A FILHA DO LOBISOMEM - Conto Clássico de Terror - Ignác Jan Hanuš
A
FILHA DO LOBISOMEM
Ignác Jan Hanuš
(1812
– 1869)
Um
lenhador — na verdade um lobisomem — tinha nove filhas, todas elas núbeis,
sendo a mais nova a mais bela de todas. Certo dia, perguntou a si mesmo: “De
que me adianta ter que sustentar tantas filhas para sempre?” Então, decidiu matar
as nove filhas.
Ao
sair à floresta para cortar lenha, o pai ordenou que uma das filhas lhe levasse
comida. Um pouco mais tarde, a mais velha trouxe-lhe a refeição.
—
Por que você chegou com a comida tão cedo? — perguntou o lenhador.
—
Na verdade, pai, eu queria fortalecê-lo, para que não morresse de fome.
—
Você realmente é uma boa moça! Sente-se enquanto eu como.
Enquanto
comia, o lenhador elaborava um estratagema para matar a filha. Levantou-se e
disse:
—
Venha, minha menina. Eu quero mostrar-lhe um buraco que cavei.
—
E para que serve o fosso? — perguntou a filha.
—
Para que sejamos enterrados nele quando morrermos, pois os pobres não valem
nada neste mundo, e não há quem lhes devote qualquer cuidado depois de mortos.
A
garota seguiu o pai em direção à cova imensa e profunda.
—
Ouça bem — disse o lobisomem —, você deve morrer agora e ser lançada no fundo dessa
cova.
Muito
assustada, a jovem implorou, em vão, por sua vida. Ele a agarrou, lançando-a sepultura. Em seguida, o pai pegou uma grande
pedra e atirou-a sobre ela, esmigalhando-lhe o crânio.
Tendo
assim matado a filha mais velha, o lobisomem voltou ao trabalho.
À
tardinha, a segunda filha chegou, trazendo-lhe comida. Ele falou-lhe sobre a
cova, levou-a até o buraco, onde a lançou, e matou-a partindo-lhe a cabeça, como
a primeira. E assim foi com cada uma das outras meninas, exceto a mais jovem,
que bem sabia que o seu pai era um lobisomem.
A
menina, vendo que as irmãs não voltaram da floresta, pensou, preocupada: “Onde
estarão as minhas irmãs? Meu pai está com elas, para fazer-lhe companhia? Ou
será que as obrigou a ajudá-lo a transportar as lenhas?
Tendo
preparado a comida que levaria ao pai, internou-se cautelosamente na floresta. Quando
se aproximou do lugar onde o pai trabalhava, a garota escutou os golpes de
seu machado contra a madeira e sentiu um cheiro de fumaça.
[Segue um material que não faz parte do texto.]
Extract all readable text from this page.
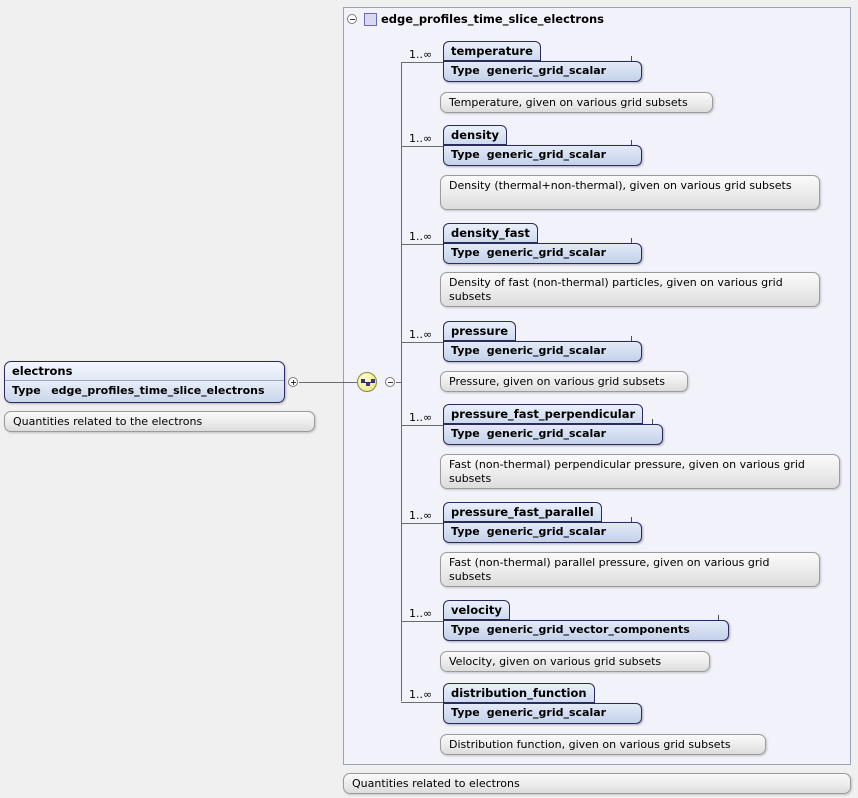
edge_profiles_time_slice_electrons
Quantities related to electrons
electrons
Type edge_profiles_time_slice_electrons
Quantities related to the electrons
1..∞	temperature
Type generic_grid_scalar
Temperature, given on various grid subsets
1..∞	density
Type generic_grid_scalar
Density (thermal+non-thermal), given on various grid subsets
1..∞	density_fast
Type generic_grid_scalar
Density of fast (non-thermal) particles, given on various grid subsets
1..∞	pressure
Type generic_grid_scalar
Pressure, given on various grid subsets
1..∞	pressure_fast_perpendicular
Type generic_grid_scalar
Fast (non-thermal) perpendicular pressure, given on various grid subsets
1..∞	pressure_fast_parallel
Type generic_grid_scalar
Fast (non-thermal) parallel pressure, given on various grid subsets
1..∞	velocity
Type generic_grid_vector_components
Velocity, given on various grid subsets
1..∞	distribution_function
Type generic_grid_scalar
Distribution function, given on various grid subsets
Adiante, viu uma
grande fogueira, onde havia duas cabeças humanas postas para assar. Afastando-se
da fogueira, a moça seguiu a direção de onde vinham golpes de machado. Logo encontrou
o pai.
—
Pai — disse ela —, eu lhe trouxe comida.
—
Você é uma boa moça — ele respondeu. — Agora, empilhe a lenha para mim, enquanto
eu como.
—
Mas onde estão minhas irmãs? — perguntou ela.
—
Lá embaixo, no vale, arrastando a madeira — ele respondeu. — Siga-me, que eu a levarei
até elas.
E
seguiram para a cova.
O
pai disse à filha que a havia cavado aquele grande buraco para fazer uma
sepultura.
—
Agora — disse ele —, você deve morrer e ser lançada na cova como as suas irmãs.
—
Vire-se de lado, pai — pediu ela — , enquanto eu tiro minhas roupas. Depois, se
o senhor quiser, poderá me matar.
Quando
o pai, atendendo a seu pedido, virou-se para o lado, a garota aplicou-lhe um
forte empurrão, e ele caiu, de cabeça, no buraco que havia cavado para ela.
A
filha fugiu para salvar a própria pele, pois o lobisomem não estava ferido e
logo sairia do fosso para matá-la.
Enquanto
fugia, a moça podia escutar os uivos ecoando através das trilhas sombrias da
floresta. Por isto, correu tão rapidamente quanto o vento. Depois, ouviu o
ruído de passos se aproximando e sentiu o bafo da respiração de seu
perseguidor. Então, a moça jogou para trás o seu lenço. O lobisomem o agarrou
com os dentes e unhas, rasgando-o e reduzindo-o a farrapos. No instante
seguinte, recobrou a perseguição, espumando pela boca e uivando desesperadamente,
enquanto os seus olhos injetados brilhavam como brasas ardentes. A moça jogou
para trás o vestido, que a fera apanhou e reduziu em pedaços. Depois, voltou a
perseguir a sua presa. Desta vez, a garota jogou o avental; em seguida, a
anágua, passando a correr na forma em que veio ao mundo.
Mais
uma vez, o lobo aproximou-se de sua vítima. A filha saiu da floresta e alcançou
o campo, escondendo-se num pequeno feixe de feno. O pai correu, uivando, em seu
encalço. Porém, não conseguiu encontrá-la. Começou a vasculhar, violentamente,
os montes de feno, rosnando e rangendo as presas brancas e reluzentes, assim
exprimindo a sua ira, porque a vítima havia escapado àquela perseguição. Flocos
de espuma caíam, a cada passo, de sua boca, e sua pele recendia a
suor. Antes de chegar ao menor dos feixes, a força o abandonou. Sentindo
que a exaustão começava a dominá-lo, retirou-se para a floresta.
Naquela
ocasião, o rei saíra para caçar. Um de seus cães carregava uma presa pelo campo
de feno, que fora inexplicavelmente negligenciada pelos camponeses por três
dias. O rei, seguindo o cão, descobriu a linda donzela, mergulhada até o
pescoço no feixe de feno. O rei a levou, com feno e tudo, para o castelo. Antes
de aceitar o pedido de casamento, e tornar-se a sua esposa, a jovem fez apenas
uma exigência: a de que nenhum mendigo seria autorizado a entrar no palácio.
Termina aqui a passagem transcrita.